Just finished The Vagrants by Yiyun Li, which is a sort of slice-of-life novel set in late 1970’s China.  I’ve been struggling to find a way to describe the experience of reading this novel.  Simply, I enjoyed reading it very much, I think because every time I dipped in, I was fully engaged in the world.  What trips me up though, is that I didn’t have an active feeling of transportation to that world.  I was not swept away.  I just was there.  There is something very matter of fact about this novel, even though it has a lot of feeling.  It is well written and really amazing in the number of characters one walks with between page one and page 3 hundred and 37, with only the vaguest distracting awareness of the choreography involved in moving from one character to another.

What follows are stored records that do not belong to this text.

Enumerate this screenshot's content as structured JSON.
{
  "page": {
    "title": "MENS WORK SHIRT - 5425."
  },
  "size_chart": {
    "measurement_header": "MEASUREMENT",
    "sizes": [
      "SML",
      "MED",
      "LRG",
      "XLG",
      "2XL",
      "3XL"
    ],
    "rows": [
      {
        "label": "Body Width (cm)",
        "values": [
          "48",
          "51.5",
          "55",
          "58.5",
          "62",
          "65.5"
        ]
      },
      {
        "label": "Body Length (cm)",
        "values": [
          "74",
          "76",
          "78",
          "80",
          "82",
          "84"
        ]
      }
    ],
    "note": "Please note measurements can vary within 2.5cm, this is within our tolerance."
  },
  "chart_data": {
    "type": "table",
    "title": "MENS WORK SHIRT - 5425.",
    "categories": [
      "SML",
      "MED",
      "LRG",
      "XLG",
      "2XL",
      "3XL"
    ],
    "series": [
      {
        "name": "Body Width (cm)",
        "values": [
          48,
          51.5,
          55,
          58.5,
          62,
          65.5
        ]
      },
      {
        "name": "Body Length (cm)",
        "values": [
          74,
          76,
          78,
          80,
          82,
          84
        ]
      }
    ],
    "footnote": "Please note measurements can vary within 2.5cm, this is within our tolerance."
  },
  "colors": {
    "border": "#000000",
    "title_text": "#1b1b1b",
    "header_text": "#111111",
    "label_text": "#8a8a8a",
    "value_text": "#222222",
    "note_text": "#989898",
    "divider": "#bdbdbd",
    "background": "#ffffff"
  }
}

I liked it.

The Hobbit and I are spending a lot of time with Owl at Home, by Anold Lobel.  Owl is a lovely guy who sits by the fire and eats buttered toast and pea soup for supper.  We read it, we quote it, we act it out, we read it again.

Ongoing: The Last Child in the Woods, by Richard Luov.  My sister, who’s an elementary school teacher and a parent of two teenagers, gave this to me a few months ago saying, “Read it while you can still do something right.”  Luov writes about nature deficit disorder – a condition he argues results from the lack of time in nature that most kids growing up in the U.S. today experience.  It’s not the most scientific work, but then he admits there have been very few studies of the effect on children of a lack of exposure to nature.  Whether he’s right or wrong about the condition or the general state of childhood in the U.S. doesn’t really matter to me.  What matters is that in reading the book I’m reminded of how important time in nature was for me as a child.  Even the urban nature in which I spent most of my time.  As a little girl I picked leaves off of shubs and traced their veins as I walked to school.  As as an angsty teen I used to drive out to the beach, lean against the cliffs and take a nap listening to the crashing waves.  The Last Child in the Woods reminds me to take the Hobbit to the beach, to the zoo, to the park, to the ranch, to the woods and let him wander, climb trees, roll in the grass and the sand, listen to water, watch ducks.  It’s worth a read, especially for anyone – parents, aunts, uncles, grandparents, teachers – who spends time with kids.

24 February 2009

In the middle of Sarah Ladipo Manyika’s In Dependence and really enjoying it.  In the current chapter I’m transported to Nigeria 1993.  Smooth writing, believable characters with compelling conflicts.  More of a series of snapshots than a sweeping history of Nigeria’s independence struggle.  I feel like it’s giving me insight into the struggle many people face when their community or country begins to fall apart – the decision to stay or get out.   Just in the past couple of weeks I’ve seen this struggle play out in the real life story about the Taliban’s closing of schools for girls in the Swat Valley, Pakistan, and in the great movie Persepolis, about Iran before and after the revolution.  In Dependence is good.  I recommend it.  Not available in US yet but can be ordered on amazon.co.uk

25 January 2009

Just finished The Count of Monte Cristo!  Talk about a sweeping story.  Wow.  It was a total soap opera that had me hooked almost the whole way throughout.  Almost lost me about 1/3 of the way through, when it picked up in Rome, but I persevered and have no regrets.  Wonderful use of language, lots of great descriptions and sentences and paragraphs.  Lots of revenge and clever twists.  Dug it.